L.A. City Council Weighs Banning Disruptors From Future Meetings

LOS ANGELES (CNS) - The Los Angeles City Council continued to move forward today with proposed rule changes aimed at cracking down on people who repeatedly disrupt council or committee meetings by banning them from attending some future sessions, but it will be at least another week before any vote is taken.

Council President Herb Wesson and some other members introduced a new motion on Friday with an alternative set of rule changes that would still ban offenders from attending some future meetings, and the council took public comment on the motion while also voting to essentially discard a previous motion with a similar set of rule changes.

Proposed changes to council rules must be formally presented to the council, then held over for one week before a vote can be taken, so the new motion and new set of rules cannot be voted on until at least next Tuesday. Changing council rules requires a two-thirds vote.

Council members last Tuesday spoke at length with attorneys in closed session on the first motion but took no action on the proposal, which critics -- including the American Civil Liberties Union -- have blasted as a potential infringement on free-speech rights.

The new motion would still ban members of the public from attending a certain number of meetings based on the frequency of their ejections, but at a slightly different pace and with additional details on the escalation of penalties.

A handful of people are routinely ejected from council or committee meetings for violating rules, including yelling out or being disruptive when it is not their turn to speak. It is not uncommon for them to be ejected from multiple meetings in one day.

The council's current rules allow for someone to be kicked out for being disruptive, but only from that specific meeting. Under the new rules, if someone is kicked out of a meeting more than once on a day or the following business day, he or she would be excluded from attending all council and committee meetings for the remainder of that day and for the following business day. If that person continues to come back and get ejected within a certain amount of days, the exclusion can continue to escalate all the way up to six business days.
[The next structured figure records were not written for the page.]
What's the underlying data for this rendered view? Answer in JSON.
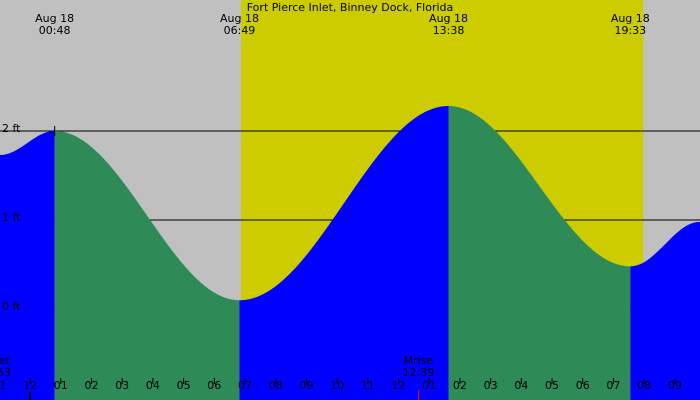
{
  "chart_data": {
    "type": "tide",
    "title": "Fort Pierce Inlet, Binney Dock, Florida",
    "xlim": [
      -0.98,
      21.82
    ],
    "ylim": [
      -1.02,
      3.47
    ],
    "xticks": [
      {
        "value": -1,
        "label": "11"
      },
      {
        "value": 0,
        "label": "12"
      },
      {
        "value": 1,
        "label": "01"
      },
      {
        "value": 2,
        "label": "02"
      },
      {
        "value": 3,
        "label": "03"
      },
      {
        "value": 4,
        "label": "04"
      },
      {
        "value": 5,
        "label": "05"
      },
      {
        "value": 6,
        "label": "06"
      },
      {
        "value": 7,
        "label": "07"
      },
      {
        "value": 8,
        "label": "08"
      },
      {
        "value": 9,
        "label": "09"
      },
      {
        "value": 10,
        "label": "10"
      },
      {
        "value": 11,
        "label": "11"
      },
      {
        "value": 12,
        "label": "12"
      },
      {
        "value": 13,
        "label": "01"
      },
      {
        "value": 14,
        "label": "02"
      },
      {
        "value": 15,
        "label": "03"
      },
      {
        "value": 16,
        "label": "04"
      },
      {
        "value": 17,
        "label": "05"
      },
      {
        "value": 18,
        "label": "06"
      },
      {
        "value": 19,
        "label": "07"
      },
      {
        "value": 20,
        "label": "08"
      },
      {
        "value": 21,
        "label": "09"
      }
    ],
    "yticks": [
      {
        "value": 0,
        "label": "0 ft"
      },
      {
        "value": 1,
        "label": "1 ft"
      },
      {
        "value": 2,
        "label": "2 ft"
      }
    ],
    "daylight": [
      6.87,
      19.97
    ],
    "series": [
      {
        "x": [
          -0.98,
          0.8,
          6.82,
          13.63,
          19.55,
          21.82
        ],
        "values": [
          1.73,
          2.0,
          0.1,
          2.28,
          0.48,
          0.98
        ]
      }
    ],
    "extremes": [
      {
        "x": 0.8,
        "date": "Aug 18",
        "time": "00:48"
      },
      {
        "x": 6.82,
        "date": "Aug 18",
        "time": "06:49"
      },
      {
        "x": 13.63,
        "date": "Aug 18",
        "time": "13:38"
      },
      {
        "x": 19.55,
        "date": "Aug 18",
        "time": "19:33"
      }
    ],
    "annotations": [
      {
        "x": -0.85,
        "label": "et",
        "time": "53"
      },
      {
        "x": 12.65,
        "label": "Mrise",
        "time": "12:39"
      }
    ],
    "colors": {
      "night": "#c0c0c0",
      "day": "#cccc00",
      "rising": "#0000ff",
      "falling": "#2e8b57",
      "grid": "#000000",
      "moon": "#ff0000"
    }
  }
}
The second motion is the latest development in an ongoing conflict the council has had with public speakers who push the boundaries of decorum with racist, sexist or vulgar comments. Offenders often get kicked out of meetings for failing to stop speaking after their allotted time or by causing a disruption in the audience when it is not their turn to speak. The conflicts can lead to bizarre interactions, such as when a council member in the middle of a serious conversation about city issues must pause to admonish a member of the audience to stop playing with a puppet, making animal noises or waving their hands in the air.
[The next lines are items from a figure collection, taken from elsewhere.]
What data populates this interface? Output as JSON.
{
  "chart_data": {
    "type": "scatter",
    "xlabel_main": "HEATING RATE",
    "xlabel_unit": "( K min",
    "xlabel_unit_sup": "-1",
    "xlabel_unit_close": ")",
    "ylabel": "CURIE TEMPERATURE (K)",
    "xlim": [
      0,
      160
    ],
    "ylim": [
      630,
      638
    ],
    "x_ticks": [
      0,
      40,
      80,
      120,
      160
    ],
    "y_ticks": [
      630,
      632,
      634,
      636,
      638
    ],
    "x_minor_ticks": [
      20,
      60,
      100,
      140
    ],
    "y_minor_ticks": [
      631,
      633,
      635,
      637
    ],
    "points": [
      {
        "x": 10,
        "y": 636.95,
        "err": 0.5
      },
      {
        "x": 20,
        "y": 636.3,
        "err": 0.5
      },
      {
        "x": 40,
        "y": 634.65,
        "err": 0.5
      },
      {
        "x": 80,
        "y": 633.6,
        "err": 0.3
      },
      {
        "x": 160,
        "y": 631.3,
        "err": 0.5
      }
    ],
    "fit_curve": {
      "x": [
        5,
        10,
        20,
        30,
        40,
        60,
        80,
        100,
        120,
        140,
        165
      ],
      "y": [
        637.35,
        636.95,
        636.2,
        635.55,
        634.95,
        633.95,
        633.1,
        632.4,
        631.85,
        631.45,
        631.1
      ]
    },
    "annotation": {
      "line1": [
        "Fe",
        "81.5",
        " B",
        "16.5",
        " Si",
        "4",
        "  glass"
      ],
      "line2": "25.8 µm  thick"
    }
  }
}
In previous discussions during City Council sessions, members have worried about how to handle disruptions while adhering to open meeting laws, including the Brown Act. The council lost a 2013 federal free speech lawsuit filed by two men who were repeatedly kicked out of council meetings for violating public comment rules.
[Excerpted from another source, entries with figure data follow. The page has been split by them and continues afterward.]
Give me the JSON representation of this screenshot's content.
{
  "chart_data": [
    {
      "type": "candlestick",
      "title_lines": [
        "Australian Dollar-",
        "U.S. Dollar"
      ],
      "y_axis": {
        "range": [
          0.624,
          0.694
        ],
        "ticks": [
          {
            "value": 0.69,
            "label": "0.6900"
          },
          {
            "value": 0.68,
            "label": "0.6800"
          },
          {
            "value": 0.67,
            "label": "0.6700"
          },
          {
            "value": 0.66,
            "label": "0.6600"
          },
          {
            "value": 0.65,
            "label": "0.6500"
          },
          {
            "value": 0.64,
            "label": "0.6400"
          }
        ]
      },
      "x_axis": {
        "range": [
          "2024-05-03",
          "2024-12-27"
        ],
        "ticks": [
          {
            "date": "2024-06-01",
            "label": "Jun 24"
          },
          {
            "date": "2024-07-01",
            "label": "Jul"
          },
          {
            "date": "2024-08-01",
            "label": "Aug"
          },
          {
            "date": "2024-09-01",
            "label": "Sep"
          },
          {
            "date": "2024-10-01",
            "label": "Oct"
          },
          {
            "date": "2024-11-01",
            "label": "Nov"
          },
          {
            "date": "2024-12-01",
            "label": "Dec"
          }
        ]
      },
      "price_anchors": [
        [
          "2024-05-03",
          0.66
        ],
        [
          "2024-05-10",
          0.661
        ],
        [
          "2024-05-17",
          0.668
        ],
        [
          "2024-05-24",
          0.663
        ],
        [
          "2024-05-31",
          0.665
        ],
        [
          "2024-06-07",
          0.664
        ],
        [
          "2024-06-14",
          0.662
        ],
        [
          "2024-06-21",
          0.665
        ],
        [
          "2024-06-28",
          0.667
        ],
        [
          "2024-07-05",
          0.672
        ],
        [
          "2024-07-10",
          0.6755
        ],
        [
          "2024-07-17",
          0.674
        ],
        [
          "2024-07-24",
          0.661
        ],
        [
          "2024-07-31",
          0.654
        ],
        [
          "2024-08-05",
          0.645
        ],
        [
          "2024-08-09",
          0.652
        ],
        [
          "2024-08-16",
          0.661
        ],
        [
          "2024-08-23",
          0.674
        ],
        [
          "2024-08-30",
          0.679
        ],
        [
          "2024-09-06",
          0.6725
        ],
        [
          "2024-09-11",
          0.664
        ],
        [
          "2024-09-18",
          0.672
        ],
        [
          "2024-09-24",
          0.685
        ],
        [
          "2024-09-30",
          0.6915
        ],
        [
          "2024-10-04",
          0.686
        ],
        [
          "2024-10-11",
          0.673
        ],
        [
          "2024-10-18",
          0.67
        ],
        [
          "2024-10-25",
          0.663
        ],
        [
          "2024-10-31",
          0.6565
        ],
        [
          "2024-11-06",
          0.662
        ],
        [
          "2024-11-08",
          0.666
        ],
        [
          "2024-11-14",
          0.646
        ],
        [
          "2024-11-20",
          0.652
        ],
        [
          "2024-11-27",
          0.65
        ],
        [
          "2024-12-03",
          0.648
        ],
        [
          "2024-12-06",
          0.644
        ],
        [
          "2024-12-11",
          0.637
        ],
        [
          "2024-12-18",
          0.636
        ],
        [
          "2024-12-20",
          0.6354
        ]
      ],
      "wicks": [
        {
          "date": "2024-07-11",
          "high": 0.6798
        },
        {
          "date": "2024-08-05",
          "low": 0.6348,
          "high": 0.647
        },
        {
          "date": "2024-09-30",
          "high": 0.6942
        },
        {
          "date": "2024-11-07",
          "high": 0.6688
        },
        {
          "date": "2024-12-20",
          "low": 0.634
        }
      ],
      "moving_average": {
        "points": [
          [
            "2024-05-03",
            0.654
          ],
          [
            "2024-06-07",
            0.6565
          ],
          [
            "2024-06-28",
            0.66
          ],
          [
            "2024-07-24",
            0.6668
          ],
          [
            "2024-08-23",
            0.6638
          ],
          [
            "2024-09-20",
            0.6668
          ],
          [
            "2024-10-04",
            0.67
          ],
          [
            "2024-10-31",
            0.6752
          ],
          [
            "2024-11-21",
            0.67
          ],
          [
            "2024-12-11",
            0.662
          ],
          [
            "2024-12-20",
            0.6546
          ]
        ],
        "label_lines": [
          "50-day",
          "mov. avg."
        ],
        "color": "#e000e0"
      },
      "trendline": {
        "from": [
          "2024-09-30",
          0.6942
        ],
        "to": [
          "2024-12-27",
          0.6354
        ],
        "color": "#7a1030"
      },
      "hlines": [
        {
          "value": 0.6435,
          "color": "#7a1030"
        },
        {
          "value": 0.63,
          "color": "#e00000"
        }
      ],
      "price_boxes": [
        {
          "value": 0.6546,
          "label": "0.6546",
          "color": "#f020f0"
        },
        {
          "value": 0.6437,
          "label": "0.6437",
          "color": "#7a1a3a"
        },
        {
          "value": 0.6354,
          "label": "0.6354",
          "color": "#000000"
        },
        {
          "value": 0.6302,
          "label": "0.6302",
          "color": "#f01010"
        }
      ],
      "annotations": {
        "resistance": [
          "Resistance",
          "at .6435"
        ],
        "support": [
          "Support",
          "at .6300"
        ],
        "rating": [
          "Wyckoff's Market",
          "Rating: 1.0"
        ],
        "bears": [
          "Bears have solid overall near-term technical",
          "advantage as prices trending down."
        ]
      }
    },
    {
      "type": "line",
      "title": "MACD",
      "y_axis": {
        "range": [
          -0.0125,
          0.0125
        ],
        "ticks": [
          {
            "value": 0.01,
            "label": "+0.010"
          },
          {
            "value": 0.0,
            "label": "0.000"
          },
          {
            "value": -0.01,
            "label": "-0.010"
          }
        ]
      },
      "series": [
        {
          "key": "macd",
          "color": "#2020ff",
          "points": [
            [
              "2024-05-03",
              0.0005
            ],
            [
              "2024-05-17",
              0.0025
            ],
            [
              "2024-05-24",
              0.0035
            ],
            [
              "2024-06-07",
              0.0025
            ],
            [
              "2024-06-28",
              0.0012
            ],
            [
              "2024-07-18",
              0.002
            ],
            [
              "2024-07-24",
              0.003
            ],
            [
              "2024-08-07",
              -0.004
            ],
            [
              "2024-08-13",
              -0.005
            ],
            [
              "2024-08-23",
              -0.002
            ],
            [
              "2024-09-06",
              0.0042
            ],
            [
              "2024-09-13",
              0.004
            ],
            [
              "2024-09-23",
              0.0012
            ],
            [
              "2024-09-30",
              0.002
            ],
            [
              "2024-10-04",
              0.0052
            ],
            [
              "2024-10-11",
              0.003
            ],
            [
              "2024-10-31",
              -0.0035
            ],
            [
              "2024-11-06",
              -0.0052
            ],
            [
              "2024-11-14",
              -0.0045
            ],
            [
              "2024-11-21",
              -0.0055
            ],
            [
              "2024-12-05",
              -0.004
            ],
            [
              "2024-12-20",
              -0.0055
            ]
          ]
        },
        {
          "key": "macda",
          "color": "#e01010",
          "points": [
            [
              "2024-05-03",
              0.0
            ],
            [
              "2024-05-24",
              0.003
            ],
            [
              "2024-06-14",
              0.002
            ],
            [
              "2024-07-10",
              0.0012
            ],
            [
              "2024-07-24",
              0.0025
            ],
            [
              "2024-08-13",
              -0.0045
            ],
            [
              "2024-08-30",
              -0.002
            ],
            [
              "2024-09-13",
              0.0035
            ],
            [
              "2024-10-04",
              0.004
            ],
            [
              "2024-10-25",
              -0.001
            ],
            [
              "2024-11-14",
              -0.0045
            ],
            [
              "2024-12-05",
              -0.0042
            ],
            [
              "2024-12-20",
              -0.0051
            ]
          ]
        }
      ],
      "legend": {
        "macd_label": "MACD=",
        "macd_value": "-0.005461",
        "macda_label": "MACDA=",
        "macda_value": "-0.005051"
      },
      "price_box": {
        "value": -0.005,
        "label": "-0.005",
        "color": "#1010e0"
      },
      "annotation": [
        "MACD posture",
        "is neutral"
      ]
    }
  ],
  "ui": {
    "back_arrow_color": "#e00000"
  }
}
The council appears to expect that the proposed rules will be challenged in court, scheduling last Tuesday's closed-session discussion to confer with its legal counsel “based on a significant exposure to litigation.” The new motion was also scheduled for a possible closed session with lawyers, but the council only took public comment.

The Stop LAPD Spying Coalition, whose members are frequent critics of city policies, argue the new rules could be used to squash free speech.

“`What you're doing is denying us a whole lot of our rights. There is honor in protest and disruption,” said Hamid Khan, coordinator for the Stop LAPD Spying Coalition.